Diperlukan integrasi dalam suatu ecosystem yang memberikan nilai tambah kepada seluruh pemangku kepentingan. Hal ini sejalan dengan Asean Connectivity 2025, di mana nilai utama yang dimajukan adalah seamless logistic guna menurunkan biaya logistik setiap anggota Asean.
Untuk diketahui bersama bahwa memasuki kuartal terakhir 2020, pebisnis logistik dan stakeholders dikejutkan oleh persoalan international shipment yang dipicu kelangkaan peti kemas atau kontainer. Padahal selama ini, international shipment sangat dipengaruhi perdagangan dari dan ke Amerika Serikat (AS). Di sisi lain, angkutan intra-Asia dianggap kurang menguntungkan (shallow margin) sehingga secara urutan daya tarik angkutan adalah menuju AS, Eropa, baru kemudian intra-Asia.
Kelangkaan peti kemas juga dialami sejumlah negara di Asia, termasuk Indonesia, yang salah satunya disebabkan faktor menurunnya perdagangan global.
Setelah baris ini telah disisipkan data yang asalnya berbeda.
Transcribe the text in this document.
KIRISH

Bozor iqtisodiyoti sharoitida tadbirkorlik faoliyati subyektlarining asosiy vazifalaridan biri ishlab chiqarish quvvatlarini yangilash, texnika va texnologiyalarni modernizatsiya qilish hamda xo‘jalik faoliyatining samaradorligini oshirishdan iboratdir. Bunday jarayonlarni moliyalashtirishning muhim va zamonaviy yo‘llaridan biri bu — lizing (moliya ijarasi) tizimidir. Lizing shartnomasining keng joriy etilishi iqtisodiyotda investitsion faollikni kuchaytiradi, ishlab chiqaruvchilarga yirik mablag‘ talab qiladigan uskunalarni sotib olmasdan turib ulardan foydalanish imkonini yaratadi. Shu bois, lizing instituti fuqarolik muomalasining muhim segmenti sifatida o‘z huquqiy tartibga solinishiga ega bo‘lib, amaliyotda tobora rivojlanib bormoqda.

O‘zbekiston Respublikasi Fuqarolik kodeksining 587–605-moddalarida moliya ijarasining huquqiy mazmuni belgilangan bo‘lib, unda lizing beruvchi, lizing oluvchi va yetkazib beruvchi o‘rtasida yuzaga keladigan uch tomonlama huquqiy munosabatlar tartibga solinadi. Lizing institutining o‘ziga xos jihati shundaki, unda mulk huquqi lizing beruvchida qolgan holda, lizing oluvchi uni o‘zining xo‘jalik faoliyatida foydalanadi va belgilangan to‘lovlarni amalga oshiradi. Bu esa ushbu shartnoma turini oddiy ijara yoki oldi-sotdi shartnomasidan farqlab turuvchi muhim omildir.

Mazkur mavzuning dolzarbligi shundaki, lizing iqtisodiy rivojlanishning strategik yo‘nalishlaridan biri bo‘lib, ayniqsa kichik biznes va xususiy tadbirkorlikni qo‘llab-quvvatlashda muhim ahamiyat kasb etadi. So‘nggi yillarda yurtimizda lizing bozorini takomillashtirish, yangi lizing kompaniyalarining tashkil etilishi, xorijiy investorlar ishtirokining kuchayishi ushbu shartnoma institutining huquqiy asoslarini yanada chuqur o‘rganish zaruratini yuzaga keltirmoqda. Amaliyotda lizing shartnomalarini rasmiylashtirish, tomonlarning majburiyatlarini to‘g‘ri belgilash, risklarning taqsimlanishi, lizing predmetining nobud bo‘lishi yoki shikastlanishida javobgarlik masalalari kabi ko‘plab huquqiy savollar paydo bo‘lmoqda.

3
Faktor itu termasuk aktivitas ekspor AS yang mengakibatkan industri shipping global merasionalisasi biaya dengan melakukan pending shipment/omission. Persoalan tersebut semakin rumit tatkala importasi oleh AS tidak diimbangi kegiatan ekspornya, sehingga mengakibatkan peti kemas eks-impor tertahan di negara itu dan terjadi kelangkaan peti kemas secara global, termasuk di Indonesia.
Di sisi lain, wacana intervensi pemerintah untuk mengatasi masalah kelangkaan peti kemas tersebut kurang efektif apabila menggunakan insentif karena memerlukan biaya besar. Pasalnya, kondisi semacam ini secara alami akan normal lagi saat perdagangan dunia pulih kembali sesuai mekanisme pasar. Karena itu, saat ini penting adanya kebijakan reformasi logistik yang dapat dieksekusi secara berkomitmen dan berkesinambungan.
Semua pada akhirnya optimistis, prospek sektor logistik ke depan tetap cerah, meski saat ini tengah pandemi Covid-19.
Ketika wabah ini sudah mulai diatasi, maka sektor logistik diharapkan bisa berlari kencang sehingga secara bersama bisa menopang pertumbuhan ekonomi nasional.